Friday, September 11, 2009

Isn't It Rich? Aren't We a Pair?

I hate this song and yet whenever we end up ill, J strikes up the band. It's all I can do to cover my ears before he mentions anything about clowns.

I'm on day 4 of being bed-bound. Let me just say that this whole sick thing is beginning to wear thin. I've rescheduled somewhere around 6 interviews so I do not infect others. By mode of default, J and I have begun to think we have the dreaded swine flu. Fever? Check. Sore throat? Check. Wishing your head wasn't attached to your body? Check. Wondering if your swollen glands are going to burst through your skin like Aliens? Check. Debating about eating because the thought of chewing is exhausting and painful? Check. "Sexyish" flu bed head from all of the sweats and chills? Check. The oh so attractive look of pasty white death warmed over? Check. On the positive, both of us have the cluster of symptoms so at least we aren't alone in our misery but that does leave us at a lack of a caregiver when we're both moaning about how it hurts to lie still.
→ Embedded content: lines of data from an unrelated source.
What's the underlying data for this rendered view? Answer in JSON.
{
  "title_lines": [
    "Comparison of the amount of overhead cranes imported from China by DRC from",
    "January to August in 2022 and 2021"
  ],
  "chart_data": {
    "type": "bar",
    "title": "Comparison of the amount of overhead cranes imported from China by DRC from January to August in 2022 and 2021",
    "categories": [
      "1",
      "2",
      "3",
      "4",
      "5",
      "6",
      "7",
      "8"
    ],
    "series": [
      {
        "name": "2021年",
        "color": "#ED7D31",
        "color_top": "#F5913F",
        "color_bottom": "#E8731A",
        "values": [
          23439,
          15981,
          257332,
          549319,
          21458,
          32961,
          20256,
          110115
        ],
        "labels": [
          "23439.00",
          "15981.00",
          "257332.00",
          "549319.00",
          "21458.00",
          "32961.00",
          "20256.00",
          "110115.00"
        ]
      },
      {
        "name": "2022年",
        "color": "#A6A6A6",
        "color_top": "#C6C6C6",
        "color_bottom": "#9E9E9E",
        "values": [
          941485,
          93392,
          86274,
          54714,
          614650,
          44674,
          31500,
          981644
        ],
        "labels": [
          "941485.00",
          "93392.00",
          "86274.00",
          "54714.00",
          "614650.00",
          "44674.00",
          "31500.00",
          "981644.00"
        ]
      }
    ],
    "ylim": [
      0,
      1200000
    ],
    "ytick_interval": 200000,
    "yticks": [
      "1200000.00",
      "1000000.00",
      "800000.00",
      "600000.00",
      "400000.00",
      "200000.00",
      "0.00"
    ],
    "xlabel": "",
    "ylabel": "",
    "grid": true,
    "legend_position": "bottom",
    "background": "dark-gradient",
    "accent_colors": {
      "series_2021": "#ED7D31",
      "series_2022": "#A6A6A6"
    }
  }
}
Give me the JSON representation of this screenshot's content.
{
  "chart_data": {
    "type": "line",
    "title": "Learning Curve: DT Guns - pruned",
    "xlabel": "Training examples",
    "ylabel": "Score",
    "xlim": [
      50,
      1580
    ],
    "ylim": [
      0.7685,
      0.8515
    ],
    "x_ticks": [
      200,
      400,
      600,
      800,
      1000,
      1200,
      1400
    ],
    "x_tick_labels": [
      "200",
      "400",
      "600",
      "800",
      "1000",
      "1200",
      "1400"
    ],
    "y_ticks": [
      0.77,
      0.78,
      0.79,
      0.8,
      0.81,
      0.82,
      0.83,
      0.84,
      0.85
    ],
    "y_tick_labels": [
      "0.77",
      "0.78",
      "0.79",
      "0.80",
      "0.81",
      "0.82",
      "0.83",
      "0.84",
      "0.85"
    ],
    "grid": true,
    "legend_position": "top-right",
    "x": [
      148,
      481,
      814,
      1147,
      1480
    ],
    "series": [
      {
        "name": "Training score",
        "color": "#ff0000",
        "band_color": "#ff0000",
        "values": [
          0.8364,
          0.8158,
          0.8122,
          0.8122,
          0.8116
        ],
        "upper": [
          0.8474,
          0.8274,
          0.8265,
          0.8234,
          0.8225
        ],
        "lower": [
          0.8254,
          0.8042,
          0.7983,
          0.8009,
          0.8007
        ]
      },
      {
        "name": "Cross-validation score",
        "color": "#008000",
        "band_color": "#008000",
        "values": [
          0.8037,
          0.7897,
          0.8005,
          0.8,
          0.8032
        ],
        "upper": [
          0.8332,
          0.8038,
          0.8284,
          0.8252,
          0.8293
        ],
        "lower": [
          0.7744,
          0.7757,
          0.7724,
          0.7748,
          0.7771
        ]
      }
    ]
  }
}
I think one of the worst parts is that guilt of duty thing. Unprecedented, J has been out of work for 3 days straight. This takes a lot and tells me exactly how terrible he feels. But every morning he pulls himself out of bed looking quite pasty and debates if he feels well enough to go in and take care of his patients. It usually takes a few calls to his boss and hospital ward under his care before he decides he really would be better off at home.

We are going stir crazy. What I wouldn't give for a nice trip to the grocery store. I hate going to the grocery store, but truly it sounds like a great exotic break from the mundane.

Last night I woke up from a dream that my head was being used as a dodge ball. I kept thinking I really needed Tylenol, but the thought of getting out of bed was more painful than just lying there in agony. Finally when my husband roused from sleep an hour or two later I mustered my request for the two magical pills that might stop the chills and ease the pain. He was woken up by a dream of having died in a car accident. I have no idea what time it was so suffice it to say I was highly cautious about dosing myself with more when I finally got out of bed this morning. I have to say my fingers hurt from typing. I guess the writing is on the wall: time for me to get back in bed.